数据不平衡处理_如何处理多类不平衡数据说不可以
數(shù)據(jù)不平衡處理
重點(diǎn) (Top highlight)
One of the common problems in Machine Learning is handling the imbalanced data, in which there is a highly disproportionate in the target classes.
機(jī)器學(xué)習(xí)中的常見(jiàn)問(wèn)題之一是處理不平衡的數(shù)據(jù),其中目標(biāo)類(lèi)別的比例非常不均衡。
Hello world, this is my second blog for the Data Science community. In this blog, we are going to see how to deal with the multiclass imbalanced data problem.
大家好,這是我的第二本面向數(shù)據(jù)科學(xué)社區(qū)的博客 。 在此博客中,我們將看到如何處理多類(lèi)不平衡數(shù)據(jù)問(wèn)題。
什么是多類(lèi)不平衡數(shù)據(jù)? (What is Multiclass Imbalanced Data?)
When the target classes (two or more) of classification problems are not equally distributed, then we call it Imbalanced data. If we failed to handle this problem then the model will become a disaster because modeling using class-imbalanced data is biased in favor of the majority class.
當(dāng)分類(lèi)問(wèn)題的目標(biāo)類(lèi)別(兩個(gè)或多個(gè))沒(méi)有平均分布時(shí),我們稱(chēng)其為不平衡數(shù)據(jù)。 如果我們不能解決這個(gè)問(wèn)題,那么該模型將成為災(zāi)難,因?yàn)槭褂妙?lèi)不平衡數(shù)據(jù)進(jìn)行建模會(huì)偏向多數(shù)類(lèi)。
There are different methods of handling imbalanced data, the most common methods are Oversampling and creating synthetic samples.
處理不平衡數(shù)據(jù)的方法多種多樣,最常見(jiàn)的方法是過(guò)采樣和創(chuàng)建合成樣本。
什么是SMOTE? (What is SMOTE?)
SMOTE is an oversampling technique that generates synthetic samples from the dataset which increases the predictive power for minority classes. Even though there is no loss of information but it has a few limitations.
SMOTE是一種過(guò)采樣技術(shù),可從數(shù)據(jù)集中生成合成樣本,從而提高了少數(shù)群體的預(yù)測(cè)能力。 即使沒(méi)有信息丟失,它也有一些局限性。
Synthetic Samples合成樣品Limitations:
局限性:
So, to skip this problem, we can assign weights for the class manually with the ‘class_weight’ parameter.
因此,要跳過(guò)此問(wèn)題,我們可以使用' class_weight '參數(shù)為該類(lèi)手動(dòng)分配權(quán)重。
為什么要使用班級(jí)重量? (Why use Class weight?)
Class weights modify the loss function directly by giving a penalty to the classes with different weights. It means purposely increasing the power of the minority class and reducing the power of the majority class. Therefore, it gives better results than SMOTE.
類(lèi)權(quán)重通過(guò)對(duì)具有不同權(quán)重的類(lèi)進(jìn)行懲罰來(lái)直接修改損失函數(shù)。 這意味著有目的地增加少數(shù)群體的權(quán)力,并減少多數(shù)階級(jí)的權(quán)力。 因此,它比SMOTE提供更好的結(jié)果。
概述: (Overview:)
I aim to keep this blog very simple. We have a few most preferred techniques for getting the weights for the data which worked for my Imbalanced learning problems.
我的目的是使這個(gè)博客非常簡(jiǎn)單。 我們有一些最優(yōu)選的技術(shù)來(lái)獲取對(duì)我的失衡學(xué)習(xí)問(wèn)題有用的數(shù)據(jù)權(quán)重。

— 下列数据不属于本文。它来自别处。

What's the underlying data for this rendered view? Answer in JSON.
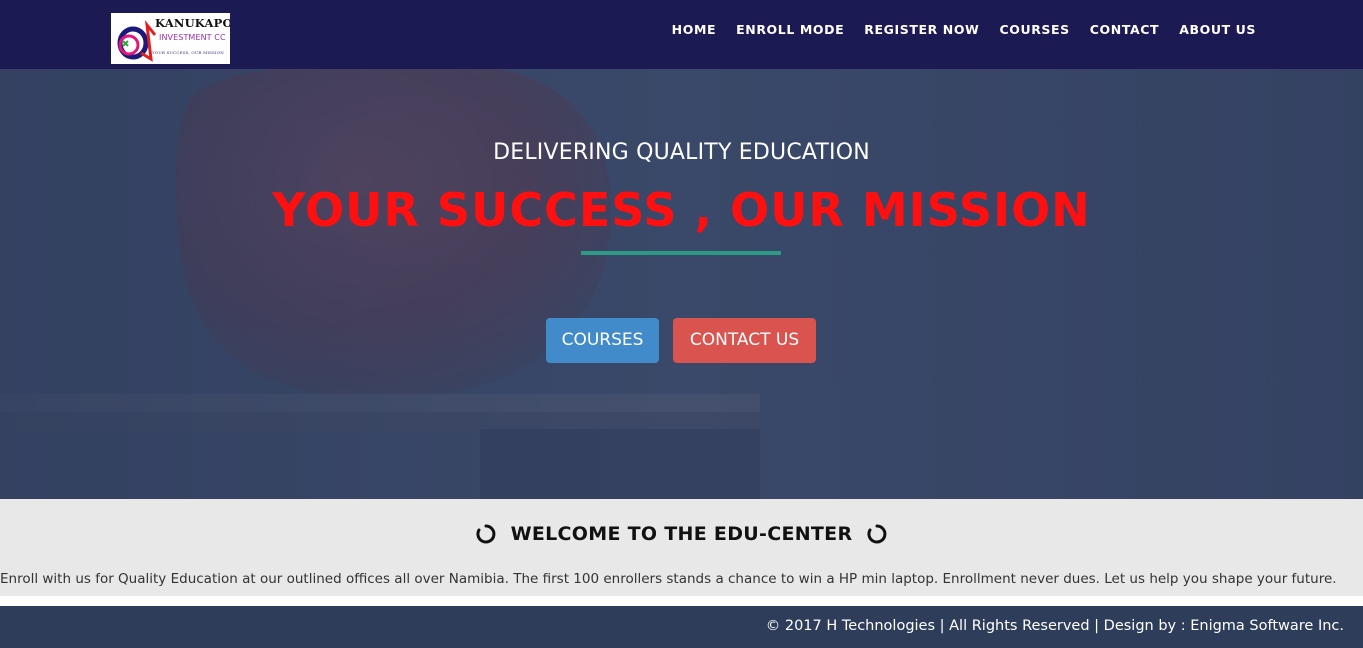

1. Sklearn實(shí)用程序: (1. Sklearn utils:)
We can get class weights using sklearn to compute the class weight. By adding those weight to the minority classes while training the model, can help the performance while classifying the classes.
我們可以使用sklearn計(jì)算班級(jí)權(quán)重。 通過(guò)在訓(xùn)練模型時(shí)將這些權(quán)重添加到少數(shù)類(lèi)中,可以在對(duì)類(lèi)進(jìn)行分類(lèi)的同時(shí)幫助提高性能。
from sklearn.utils import class_weightclass_weight = class_weight.compute_class_weight('balanced,np.unique(target_Y),
target_Y)model = LogisticRegression(class_weight = class_weight)
model.fit(X,target_Y)# ['balanced', 'calculated balanced', 'normalized'] are hyperpaameters whic we can play with.
We have a class_weight parameter for almost all the classification algorithms from Logistic regression to Catboost. But XGboost has scale_pos_weight for binary classification and sample_weights (refer 4) for both binary and multiclass problems.
對(duì)于從Logistic回歸到Catboost的幾乎所有分類(lèi)算法,我們都有一個(gè)class_weight參數(shù)。 但是XGboost具有用于二進(jìn)制分類(lèi)的scale_pos_weight和用于二進(jìn)制和多類(lèi)問(wèn)題的sample_weights(請(qǐng)參閱4)。
2.數(shù)長(zhǎng)比: (2. Counts to Length Ratio:)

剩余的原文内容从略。